Something I'm going back just to add is the implied dynamics for the space exploration set. The easy, fan fic-style solution is that this is a husband-and-wife team. We know even better now that this would really create at least as many problems as it would solve. But if this is a long-haul expedition, lasting years or even decades, how else would you deal with the psychological and biological stresses and needs of the crew? It's a random train of thought, yet it's the kind of question precocious kids would ask that adults still struggle to answer.

Meanwhile, things really got weird when FP tried turning out individually sold figures. These are egregiously Eighties, either psychedelic or nightmare fuel. I won't really be going far into these, because they're well-covered elsewhere. Here's some card art to give you a feel for the tone.

Then there's a couple I can't resist. First, there's Clawtron. I've joked about the origin of Sidekick Carl, whom I decided would be an unkillable cyborg because I had no other way to resolve the real hero's plight. That made me all the more amused to see this, an undisputed recolor of a biker figure with some extra robot parts slapped on. Sure, I was incredibly lazy... but Fisher Price did it first. Here's the pic, credit to the page at This Old Toy already linked to.

Second is the X-ray woman, supposedly an android. They came as both male and female, and the lady is even more freaky. It hasn't exactly been confirmed, but I'm convinced their heads are recycled from the astronauts. (Edit: From further research, it looks like both were based on a sculpt from an earlier figure, probably a common denominator with the space figures.) Here's a pic from Battlegrip.

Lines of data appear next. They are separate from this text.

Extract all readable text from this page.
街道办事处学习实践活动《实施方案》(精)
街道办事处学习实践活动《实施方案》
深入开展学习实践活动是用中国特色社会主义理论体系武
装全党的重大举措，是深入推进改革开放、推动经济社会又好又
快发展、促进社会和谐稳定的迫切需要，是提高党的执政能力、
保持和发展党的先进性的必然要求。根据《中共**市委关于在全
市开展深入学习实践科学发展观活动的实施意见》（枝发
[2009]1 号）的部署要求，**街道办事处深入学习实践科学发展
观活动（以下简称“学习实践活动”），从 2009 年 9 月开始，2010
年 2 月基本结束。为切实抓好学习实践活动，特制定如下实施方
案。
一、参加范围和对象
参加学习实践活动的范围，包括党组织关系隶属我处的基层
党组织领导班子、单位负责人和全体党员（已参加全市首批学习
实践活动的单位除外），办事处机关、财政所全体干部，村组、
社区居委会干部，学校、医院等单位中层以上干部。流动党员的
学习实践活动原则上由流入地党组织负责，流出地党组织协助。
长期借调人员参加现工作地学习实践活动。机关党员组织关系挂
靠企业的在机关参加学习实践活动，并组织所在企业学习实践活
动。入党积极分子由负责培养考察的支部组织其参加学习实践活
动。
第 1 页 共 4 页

With that to give you nightmares, I'm ready to wrap this up. In hindsight, this little line is an egregious example of a property caught in the middle, on one hand drawing on the Star Wars boom and on the other trying to revive the older toys and media that undoubtedly laid the way for it. The predictable result was an especially strange evolutionary dead end, only really comparable to Galaxy Laser Team. The darker flipside is that it marked the final slide of a groundbreaking manufacturer, from making innovative products that provided the groundwork of an industry to throwing out knockoffs of a toy line that had copied its own success. It was a sad end, but probably an inevitable one. Now, I'm calling it a day. That's all for now, more to come!